L’Indicazione Geografica Protetta “Vitellone Bianco dell’Appennino Centrale” è stata la prima denominazione di qualità per carni bovine fresche approvata dalla Comunità Europea in Italia.

Con il termine “vitellone” si indica un bovino da carne di età compresa fra i 12 e i 24 mesi: a questa età gli animali sono giovani e la carne di queste razze è molto magra con una composizione in acidi grassi molto favorevole all’alimentazione moderna.

Di seguito, pubblichiamo una recente intervista ad Andrea Petrini, Direttore del Consorzio di tutela Vitellone Bianco dell'Appennino Centrale.

Direttore Andrea Petrini, ci parla del Vitellone Bianco dell’Appennino Centrale Igp?

«Il Vitellone Bianco dell’Appennino Centrale ha ottenuto la certificazione Igp nel 1998. Secondo il disciplinare, la carne può provenire dalle tre razze bovine tipiche dell’Italia Centrale, quindi Chianina, Marchigiana e Romagnola. Non si tratta di certificazioni sull’animale, ma sul prodotto derivante da questerazze, quindi sulla carne.

Nel momento in cui quindi si rispettano totalmente i requisiti previsti dal disciplinare di produzione, la carne viene certificata con questo marchio: il disciplinare di produzione vincola tutta la filiera, dalla nascita dell’animale all’allevamento, passando poi per la macellazione e la vendita. Tutti i passaggi della filiera, in sostanza, vengono controllati per ottenere la certificazione IGP.

Per razze si intendono soltanto gli animali iscritti al Libro Genealogico Nazionale, quindi con una certificazione genetica. Questo è importante per definire la qualità finale del prodotto, in quanto per almeno il 46% le caratteristiche della carne derivano da fattori genetici. Tra le altre cose, i vitelli devono essere svezzati con il latte materno, garantendo il benessere degli animali e in seguito i foraggi utilizzati nell’alimentazione devono provenire esclusivamente dall’area di produzione indicata nel disciplinare».

Chianina, Marchigiana e Romagnola. Quest’ultima quali tratti distintivi ha?

«La marchigiana è l’incrocio tra la chianina e la romagnola; la chianina è la razza bovina più grande, con mantello bianco porcellana e meno muscoli; il bovino romagnolo invece è più basso, muscoloso e con un mantello bianco tendente al grigio. Dal punto di vista qualitativo sono, però, molto simili.

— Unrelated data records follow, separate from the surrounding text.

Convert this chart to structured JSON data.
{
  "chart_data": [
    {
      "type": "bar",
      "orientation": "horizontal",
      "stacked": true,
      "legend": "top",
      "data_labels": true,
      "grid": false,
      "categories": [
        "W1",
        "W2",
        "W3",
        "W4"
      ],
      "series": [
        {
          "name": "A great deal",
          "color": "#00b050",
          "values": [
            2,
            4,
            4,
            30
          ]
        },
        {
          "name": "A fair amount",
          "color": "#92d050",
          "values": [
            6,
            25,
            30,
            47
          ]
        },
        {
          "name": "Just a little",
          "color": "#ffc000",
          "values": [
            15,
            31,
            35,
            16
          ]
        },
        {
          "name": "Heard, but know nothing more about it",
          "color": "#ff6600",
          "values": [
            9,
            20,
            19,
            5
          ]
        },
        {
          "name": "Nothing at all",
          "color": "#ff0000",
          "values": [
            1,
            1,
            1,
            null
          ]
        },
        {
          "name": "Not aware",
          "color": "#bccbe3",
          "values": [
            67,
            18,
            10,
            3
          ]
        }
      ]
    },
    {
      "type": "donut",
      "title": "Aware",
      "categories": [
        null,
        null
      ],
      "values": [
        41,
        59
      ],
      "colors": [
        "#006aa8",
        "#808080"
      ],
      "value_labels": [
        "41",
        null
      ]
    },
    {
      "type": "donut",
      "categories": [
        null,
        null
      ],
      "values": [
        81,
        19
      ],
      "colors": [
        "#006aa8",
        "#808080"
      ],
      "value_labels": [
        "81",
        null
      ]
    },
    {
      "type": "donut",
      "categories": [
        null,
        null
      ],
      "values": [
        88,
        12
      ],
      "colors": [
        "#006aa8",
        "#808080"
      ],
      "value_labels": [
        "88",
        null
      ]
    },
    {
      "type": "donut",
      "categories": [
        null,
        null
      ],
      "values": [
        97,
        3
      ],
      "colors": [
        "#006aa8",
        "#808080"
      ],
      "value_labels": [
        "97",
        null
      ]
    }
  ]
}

La razza romagnola presenta una leggera infiltrazione di grasso in più, soprattutto nelle femmine, rispetto alla chianina».

Quanti associati avete tra le varie regioni e quanti sono i produttori in Emilia-Romagna? In quali province sono dislocati?

«Il disciplinare prevede che gli animali siano nati e allevati all’interno dell’area tipica di produzione, quindi tutte le province lungo la dorsale Appenninica dell’Italia Centrale, a partire dall’Emilia in provincia di Bologna e fino ad Avellino, Benevento e Caserta in Campania.

In totale gli allevamenti iscritti al sistema di certificazione sono 2.960. Di questi 41 sono in provincia

di Bologna, 143 tra Forlì, Cesena e Rimini, e 36 in provincia di Ravenna».

Come si promuove il Consorzio del Vitellone Bianco dell’Appennino Centrale Igp?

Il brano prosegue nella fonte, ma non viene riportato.